Administration des groupes D2
Sommaire
Objectif
L'administration des groupes, et des utilisateurs, peut s'effectuer depuis un client D2. Cependant il existe une configuration propre à D2 pour restreindre l'accès a ces fonctionnalités. Même si le compte utilisé possède toutes les permissions standards Documentum, superuser ou dans le group d'administration des groupes, la mise à jour peut provoquer une erreur indiquant que le compte n'est pas habilité à effectuer les modifications à travers une fenêtre popup dont le message est Insufficient rights to perform this action..
Alors si vous vous demandez pourquoi vous ne pouvez pas modifier un groupe sous D2 alors que cela fonctionne sous Documentum Administrator, cet article vous expliquera la raison, pour une version 4.1 de D2.
Votre avis
| Nobody voted on this yet
|
|
Configuration
Dans l'interface D2-Config, il existe un menu d'accès à des options sous Tools → Options....
Ceci permet d'ouvrir la fenêtre de configuration des options.

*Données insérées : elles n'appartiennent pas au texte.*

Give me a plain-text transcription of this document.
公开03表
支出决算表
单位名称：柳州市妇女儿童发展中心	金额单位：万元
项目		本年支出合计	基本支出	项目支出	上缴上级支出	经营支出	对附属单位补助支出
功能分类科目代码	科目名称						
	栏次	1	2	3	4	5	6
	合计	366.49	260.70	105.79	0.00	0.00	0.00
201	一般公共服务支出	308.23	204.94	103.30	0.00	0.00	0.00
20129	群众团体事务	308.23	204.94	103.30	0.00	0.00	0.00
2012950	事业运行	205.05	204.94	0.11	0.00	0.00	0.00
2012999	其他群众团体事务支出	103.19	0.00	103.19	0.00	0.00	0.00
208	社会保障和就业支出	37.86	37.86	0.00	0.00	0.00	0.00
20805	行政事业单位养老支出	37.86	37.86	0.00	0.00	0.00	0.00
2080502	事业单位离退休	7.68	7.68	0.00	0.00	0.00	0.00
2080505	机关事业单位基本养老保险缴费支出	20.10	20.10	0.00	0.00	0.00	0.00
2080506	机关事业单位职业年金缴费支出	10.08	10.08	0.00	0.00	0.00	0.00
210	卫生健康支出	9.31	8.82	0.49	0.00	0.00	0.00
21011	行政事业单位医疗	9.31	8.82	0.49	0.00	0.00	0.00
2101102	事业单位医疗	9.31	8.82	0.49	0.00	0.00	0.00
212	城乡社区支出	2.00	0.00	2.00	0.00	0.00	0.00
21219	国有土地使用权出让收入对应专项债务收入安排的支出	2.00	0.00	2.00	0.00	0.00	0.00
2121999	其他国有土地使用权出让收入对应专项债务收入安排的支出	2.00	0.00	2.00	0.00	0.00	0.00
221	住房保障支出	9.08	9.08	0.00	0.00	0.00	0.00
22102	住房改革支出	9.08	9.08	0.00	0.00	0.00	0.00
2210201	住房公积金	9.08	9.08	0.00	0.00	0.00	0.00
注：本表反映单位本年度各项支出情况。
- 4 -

Dans le cadre de cet article, les deux options à prendre en compte sont :
- Access group for users administration node
- Access group for groups administration node
Même si un utilisateur possède les droits Documentum suffisants, il est nécessaire qu'il appartienne au groupe mentionné dans ces paramètres afin de gérer les groupes ou les utilisateurs. Pour cet exemple, il faut donc que l'utilisateur connecté soit membre du groupe admingroup.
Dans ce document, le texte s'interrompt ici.